En passant près d’une de ces batteries, j’attire l’attention d’un Mogol qui se repose sur les gerbes, tandis que ses fils chassent les bœufs. Il se lève et quand je passe :
— Salut ! dit-il.
— Salut, ami.
— Où vas-tu ?
— Par là (je montre le sud-est).
Il pousse une sorte de grognement, n’en demande pas davantage et reste immobile à réfléchir. Il ne s’explique pas notre présence. A quelques pas de là je me retourne, et je le vois balayer son grain avec un balai fait comme chez nous et qu’il manœuvre de la même manière que l’Européen le plus civilisé.

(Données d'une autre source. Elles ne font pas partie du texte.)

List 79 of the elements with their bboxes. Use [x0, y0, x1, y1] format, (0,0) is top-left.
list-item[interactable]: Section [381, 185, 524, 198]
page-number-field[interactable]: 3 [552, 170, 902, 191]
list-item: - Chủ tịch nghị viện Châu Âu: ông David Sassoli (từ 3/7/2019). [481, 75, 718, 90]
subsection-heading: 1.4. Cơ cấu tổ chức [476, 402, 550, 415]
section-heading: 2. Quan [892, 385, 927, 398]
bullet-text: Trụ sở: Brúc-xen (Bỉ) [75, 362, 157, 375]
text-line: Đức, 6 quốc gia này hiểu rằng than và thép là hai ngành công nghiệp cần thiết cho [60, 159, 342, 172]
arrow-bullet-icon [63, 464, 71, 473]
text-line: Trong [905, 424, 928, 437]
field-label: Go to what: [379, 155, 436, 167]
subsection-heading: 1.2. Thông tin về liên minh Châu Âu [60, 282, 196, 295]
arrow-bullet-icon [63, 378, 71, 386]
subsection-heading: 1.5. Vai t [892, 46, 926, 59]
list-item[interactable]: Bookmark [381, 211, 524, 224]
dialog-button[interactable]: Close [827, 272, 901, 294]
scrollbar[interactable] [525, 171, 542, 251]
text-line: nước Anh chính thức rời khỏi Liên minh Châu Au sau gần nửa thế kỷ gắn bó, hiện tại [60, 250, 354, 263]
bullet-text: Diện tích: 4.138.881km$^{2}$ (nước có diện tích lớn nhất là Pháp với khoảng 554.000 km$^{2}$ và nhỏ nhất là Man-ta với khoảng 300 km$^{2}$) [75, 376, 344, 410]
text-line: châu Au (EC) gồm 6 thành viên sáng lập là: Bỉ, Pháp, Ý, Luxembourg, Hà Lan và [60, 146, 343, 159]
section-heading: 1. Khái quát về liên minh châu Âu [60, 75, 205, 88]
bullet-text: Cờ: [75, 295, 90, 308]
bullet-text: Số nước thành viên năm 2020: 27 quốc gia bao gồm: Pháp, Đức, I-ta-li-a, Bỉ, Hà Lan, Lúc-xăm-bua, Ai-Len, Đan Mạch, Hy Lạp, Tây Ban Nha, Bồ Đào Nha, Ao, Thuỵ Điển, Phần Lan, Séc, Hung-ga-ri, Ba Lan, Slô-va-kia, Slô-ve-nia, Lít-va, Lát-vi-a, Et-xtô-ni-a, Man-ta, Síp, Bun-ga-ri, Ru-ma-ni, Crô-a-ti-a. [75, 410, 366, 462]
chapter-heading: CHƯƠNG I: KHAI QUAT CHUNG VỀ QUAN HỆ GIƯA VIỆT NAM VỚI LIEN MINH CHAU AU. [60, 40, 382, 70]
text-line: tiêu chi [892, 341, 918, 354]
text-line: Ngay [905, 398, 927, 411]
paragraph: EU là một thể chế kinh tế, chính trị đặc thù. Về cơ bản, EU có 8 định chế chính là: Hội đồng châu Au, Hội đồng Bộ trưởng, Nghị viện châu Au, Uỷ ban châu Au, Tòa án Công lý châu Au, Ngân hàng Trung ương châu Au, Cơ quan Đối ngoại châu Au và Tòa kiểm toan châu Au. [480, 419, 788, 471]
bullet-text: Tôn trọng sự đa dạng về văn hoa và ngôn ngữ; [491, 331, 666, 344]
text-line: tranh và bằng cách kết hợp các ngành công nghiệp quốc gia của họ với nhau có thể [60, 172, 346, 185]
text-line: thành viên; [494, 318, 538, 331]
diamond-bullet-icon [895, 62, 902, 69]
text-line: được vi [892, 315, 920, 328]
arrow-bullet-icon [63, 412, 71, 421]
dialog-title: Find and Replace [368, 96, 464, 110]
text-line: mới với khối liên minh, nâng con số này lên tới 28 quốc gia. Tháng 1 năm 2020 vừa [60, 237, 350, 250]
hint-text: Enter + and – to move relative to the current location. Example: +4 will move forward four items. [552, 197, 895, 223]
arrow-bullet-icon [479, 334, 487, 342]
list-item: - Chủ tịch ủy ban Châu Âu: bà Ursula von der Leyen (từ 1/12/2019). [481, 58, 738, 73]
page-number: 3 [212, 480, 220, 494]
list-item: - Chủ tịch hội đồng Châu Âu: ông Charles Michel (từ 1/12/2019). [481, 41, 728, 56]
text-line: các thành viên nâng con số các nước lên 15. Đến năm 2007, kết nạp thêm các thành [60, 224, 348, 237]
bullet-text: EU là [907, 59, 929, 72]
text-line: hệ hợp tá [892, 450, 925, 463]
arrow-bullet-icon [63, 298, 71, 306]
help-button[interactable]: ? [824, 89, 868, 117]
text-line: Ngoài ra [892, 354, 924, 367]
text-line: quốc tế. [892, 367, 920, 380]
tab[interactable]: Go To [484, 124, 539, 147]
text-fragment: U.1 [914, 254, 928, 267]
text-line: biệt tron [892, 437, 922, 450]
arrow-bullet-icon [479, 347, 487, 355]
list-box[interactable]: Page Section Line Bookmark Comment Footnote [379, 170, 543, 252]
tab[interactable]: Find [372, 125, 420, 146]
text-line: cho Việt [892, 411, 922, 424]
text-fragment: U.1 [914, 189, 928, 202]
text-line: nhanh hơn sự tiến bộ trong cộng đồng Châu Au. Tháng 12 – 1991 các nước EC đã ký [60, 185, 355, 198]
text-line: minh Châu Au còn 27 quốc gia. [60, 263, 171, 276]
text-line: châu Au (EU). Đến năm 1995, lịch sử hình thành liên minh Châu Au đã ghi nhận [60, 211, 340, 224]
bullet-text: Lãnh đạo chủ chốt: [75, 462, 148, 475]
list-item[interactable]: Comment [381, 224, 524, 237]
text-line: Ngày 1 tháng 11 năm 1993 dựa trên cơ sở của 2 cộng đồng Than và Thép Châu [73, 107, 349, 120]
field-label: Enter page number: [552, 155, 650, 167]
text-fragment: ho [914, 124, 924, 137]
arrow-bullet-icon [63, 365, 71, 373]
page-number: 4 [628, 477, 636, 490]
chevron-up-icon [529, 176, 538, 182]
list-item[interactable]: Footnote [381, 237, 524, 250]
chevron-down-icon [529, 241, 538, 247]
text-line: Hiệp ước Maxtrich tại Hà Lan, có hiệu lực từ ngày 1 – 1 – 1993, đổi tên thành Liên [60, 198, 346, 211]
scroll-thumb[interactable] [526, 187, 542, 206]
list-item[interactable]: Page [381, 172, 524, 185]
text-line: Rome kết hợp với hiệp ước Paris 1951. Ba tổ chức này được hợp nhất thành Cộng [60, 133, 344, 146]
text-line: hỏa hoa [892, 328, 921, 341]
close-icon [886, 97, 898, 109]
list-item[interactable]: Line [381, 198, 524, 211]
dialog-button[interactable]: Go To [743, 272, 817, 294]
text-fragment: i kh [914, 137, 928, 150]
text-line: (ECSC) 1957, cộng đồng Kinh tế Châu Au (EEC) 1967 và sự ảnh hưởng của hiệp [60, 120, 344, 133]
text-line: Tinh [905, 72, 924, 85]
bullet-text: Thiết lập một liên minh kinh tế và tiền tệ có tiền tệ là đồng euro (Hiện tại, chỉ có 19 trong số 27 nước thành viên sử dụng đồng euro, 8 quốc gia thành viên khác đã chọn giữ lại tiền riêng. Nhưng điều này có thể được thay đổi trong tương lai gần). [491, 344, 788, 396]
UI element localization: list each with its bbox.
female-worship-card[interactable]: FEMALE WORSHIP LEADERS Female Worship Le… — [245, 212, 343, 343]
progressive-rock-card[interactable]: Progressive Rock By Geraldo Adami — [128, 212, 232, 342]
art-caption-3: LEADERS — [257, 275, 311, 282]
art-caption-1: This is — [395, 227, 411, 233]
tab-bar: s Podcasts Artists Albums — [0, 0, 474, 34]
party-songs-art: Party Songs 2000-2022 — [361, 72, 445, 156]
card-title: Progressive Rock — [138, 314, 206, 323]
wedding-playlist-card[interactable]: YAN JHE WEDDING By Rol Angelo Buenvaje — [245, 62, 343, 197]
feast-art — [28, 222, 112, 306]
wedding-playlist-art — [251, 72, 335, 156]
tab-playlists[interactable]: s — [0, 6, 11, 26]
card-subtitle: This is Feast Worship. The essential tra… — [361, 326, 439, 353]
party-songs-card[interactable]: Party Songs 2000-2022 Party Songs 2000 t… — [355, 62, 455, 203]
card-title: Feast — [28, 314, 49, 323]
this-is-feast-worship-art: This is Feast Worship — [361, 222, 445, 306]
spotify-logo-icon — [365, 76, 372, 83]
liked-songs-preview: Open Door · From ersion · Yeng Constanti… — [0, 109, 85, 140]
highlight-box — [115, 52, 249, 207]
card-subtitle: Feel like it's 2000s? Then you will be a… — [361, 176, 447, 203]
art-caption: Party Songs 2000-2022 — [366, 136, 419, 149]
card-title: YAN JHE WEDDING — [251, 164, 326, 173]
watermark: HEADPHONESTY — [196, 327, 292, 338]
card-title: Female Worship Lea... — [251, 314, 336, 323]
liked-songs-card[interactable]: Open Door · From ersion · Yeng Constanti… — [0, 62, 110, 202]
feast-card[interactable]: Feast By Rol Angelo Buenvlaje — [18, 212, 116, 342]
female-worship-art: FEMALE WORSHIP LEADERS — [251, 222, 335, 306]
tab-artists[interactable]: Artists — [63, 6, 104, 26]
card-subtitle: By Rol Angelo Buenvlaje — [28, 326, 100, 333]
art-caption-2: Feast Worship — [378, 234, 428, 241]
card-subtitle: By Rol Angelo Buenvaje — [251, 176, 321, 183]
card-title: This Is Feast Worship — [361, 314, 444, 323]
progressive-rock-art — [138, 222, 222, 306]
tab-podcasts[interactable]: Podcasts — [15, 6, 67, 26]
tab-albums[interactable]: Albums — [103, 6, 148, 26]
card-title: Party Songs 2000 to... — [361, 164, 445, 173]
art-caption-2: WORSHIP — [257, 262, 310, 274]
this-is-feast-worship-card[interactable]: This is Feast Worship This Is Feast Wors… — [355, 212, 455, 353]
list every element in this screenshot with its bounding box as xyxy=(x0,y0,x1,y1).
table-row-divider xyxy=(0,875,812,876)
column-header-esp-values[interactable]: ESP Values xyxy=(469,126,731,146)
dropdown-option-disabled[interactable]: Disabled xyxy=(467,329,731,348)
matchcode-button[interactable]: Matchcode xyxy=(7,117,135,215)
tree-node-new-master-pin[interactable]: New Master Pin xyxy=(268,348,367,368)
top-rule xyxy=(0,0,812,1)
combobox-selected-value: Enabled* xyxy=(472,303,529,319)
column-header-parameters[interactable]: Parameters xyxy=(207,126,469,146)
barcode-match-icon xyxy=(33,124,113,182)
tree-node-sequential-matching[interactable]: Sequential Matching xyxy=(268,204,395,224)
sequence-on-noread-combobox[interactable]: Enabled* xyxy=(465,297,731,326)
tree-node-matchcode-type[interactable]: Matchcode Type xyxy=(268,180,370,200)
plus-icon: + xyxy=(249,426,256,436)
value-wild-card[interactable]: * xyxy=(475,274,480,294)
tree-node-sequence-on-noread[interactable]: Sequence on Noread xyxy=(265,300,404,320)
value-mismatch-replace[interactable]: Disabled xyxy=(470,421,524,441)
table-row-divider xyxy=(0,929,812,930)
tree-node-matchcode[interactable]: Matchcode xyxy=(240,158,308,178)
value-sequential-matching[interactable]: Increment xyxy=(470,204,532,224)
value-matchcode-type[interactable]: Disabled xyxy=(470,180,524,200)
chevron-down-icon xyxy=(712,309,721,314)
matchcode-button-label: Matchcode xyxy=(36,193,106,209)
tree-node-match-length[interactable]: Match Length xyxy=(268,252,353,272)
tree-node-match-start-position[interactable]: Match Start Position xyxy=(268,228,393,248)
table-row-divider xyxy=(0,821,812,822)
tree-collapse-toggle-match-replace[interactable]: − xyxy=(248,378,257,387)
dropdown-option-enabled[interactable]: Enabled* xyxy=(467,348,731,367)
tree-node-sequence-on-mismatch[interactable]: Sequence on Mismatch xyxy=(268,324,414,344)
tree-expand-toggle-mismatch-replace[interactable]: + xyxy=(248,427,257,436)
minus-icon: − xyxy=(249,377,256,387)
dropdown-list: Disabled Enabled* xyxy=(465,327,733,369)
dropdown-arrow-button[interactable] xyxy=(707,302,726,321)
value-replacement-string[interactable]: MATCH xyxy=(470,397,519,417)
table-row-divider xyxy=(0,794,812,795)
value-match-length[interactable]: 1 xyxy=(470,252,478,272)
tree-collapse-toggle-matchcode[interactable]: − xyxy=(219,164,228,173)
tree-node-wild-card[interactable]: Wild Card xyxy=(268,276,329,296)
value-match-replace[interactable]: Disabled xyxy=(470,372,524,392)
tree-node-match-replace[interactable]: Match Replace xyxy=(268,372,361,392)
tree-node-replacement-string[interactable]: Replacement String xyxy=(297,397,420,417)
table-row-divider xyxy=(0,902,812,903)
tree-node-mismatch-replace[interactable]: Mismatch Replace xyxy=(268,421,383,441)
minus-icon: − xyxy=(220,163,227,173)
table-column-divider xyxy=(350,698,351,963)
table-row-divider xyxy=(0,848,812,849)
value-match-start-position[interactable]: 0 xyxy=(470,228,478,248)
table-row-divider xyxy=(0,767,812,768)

Le soir du 16 septembre nous sommes sur les bords de la rivière, qui est large d’au moins 200 mètres au point où nous devons la franchir, car elle se ramifie et forme des îlots nombreux. Son cours est assez impétueux. Demain matin, à l’heure où les eaux sont le plus basses, avant le lever du soleil, notre caravane passera sur l’autre rive, sans encombre, nous l’espérons.
De notre bivouac nous apercevons au nord des points blancs dans la plaine, au pied des montagnes. Ce sont, paraît-il, des tentes de lamas qui se livrent aux travaux de la moisson. La récolte terminée, ils reviendront hiverner dans le monastère, bâti sur la rive gauche de la rivière.